Colon may have a serious case of polyps growing within. These can cause cancer if not removed immediately. Hence, specialists use the medical tool in removing them in order to stop it development to colon cancer.

Bleeding caused by stomach ulcers can be prevented as well. Medical devices are passed through the tube to stop the blood from flowing further. They can also use the endoscope to scoop out tissues for biopsy. They do this to determine the presence of other diseases. These tissues may be removed through endoscopic retrograde cholangiopancreaticography or ERCP. This is an endoscopy procedure which looks into the liver, gallbladder, biliary system and pancreas.

Usually, this procedure is safe. However, the patient may suffer some complications. He may not react well to the whole sedation. His metabolism may burn the effects faster causing him to wake up earlier than expected. Rare though it may be, there are patients who are allergic to anesthesia causing a risk in his life if both he goes through with it. He may also have a tear in his gut wall causing bleeding and infection. The other organs where the endoscope passes are at risk of tearing as well if not pushed and pulled properly in and out of the body.

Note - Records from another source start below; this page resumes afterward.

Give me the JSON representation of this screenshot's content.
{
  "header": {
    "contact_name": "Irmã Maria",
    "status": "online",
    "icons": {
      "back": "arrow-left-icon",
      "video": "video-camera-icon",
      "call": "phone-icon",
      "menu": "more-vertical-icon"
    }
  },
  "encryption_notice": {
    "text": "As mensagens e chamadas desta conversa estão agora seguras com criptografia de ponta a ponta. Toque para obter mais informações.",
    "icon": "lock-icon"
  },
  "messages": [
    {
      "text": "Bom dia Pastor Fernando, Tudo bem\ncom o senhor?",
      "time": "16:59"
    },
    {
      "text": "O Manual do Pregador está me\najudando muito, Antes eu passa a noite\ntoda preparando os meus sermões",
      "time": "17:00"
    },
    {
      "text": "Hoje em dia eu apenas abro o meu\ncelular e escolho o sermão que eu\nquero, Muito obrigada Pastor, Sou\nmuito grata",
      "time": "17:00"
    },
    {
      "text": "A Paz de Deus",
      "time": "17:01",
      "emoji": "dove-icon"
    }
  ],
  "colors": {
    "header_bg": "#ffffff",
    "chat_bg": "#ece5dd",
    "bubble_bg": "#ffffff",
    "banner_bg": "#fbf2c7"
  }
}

Preparation is always necessary for the good of the patient. He is required not to eat nor drink anything for eight hours before the procedure. He also needs to go to the bathroom to ensure that the intestine and rectum is cleared out of stool. If he does not feel any urge to do it, his specialist will give him laxatives the day before. If he is under medication for health maintenance, he must ask his specialist which medicine, especially blood thinners, needed to be stopped for a while. Blood thinning medicines like aspirin slow down or prevent platelets from clotting together which does not help if he incurs bleeding.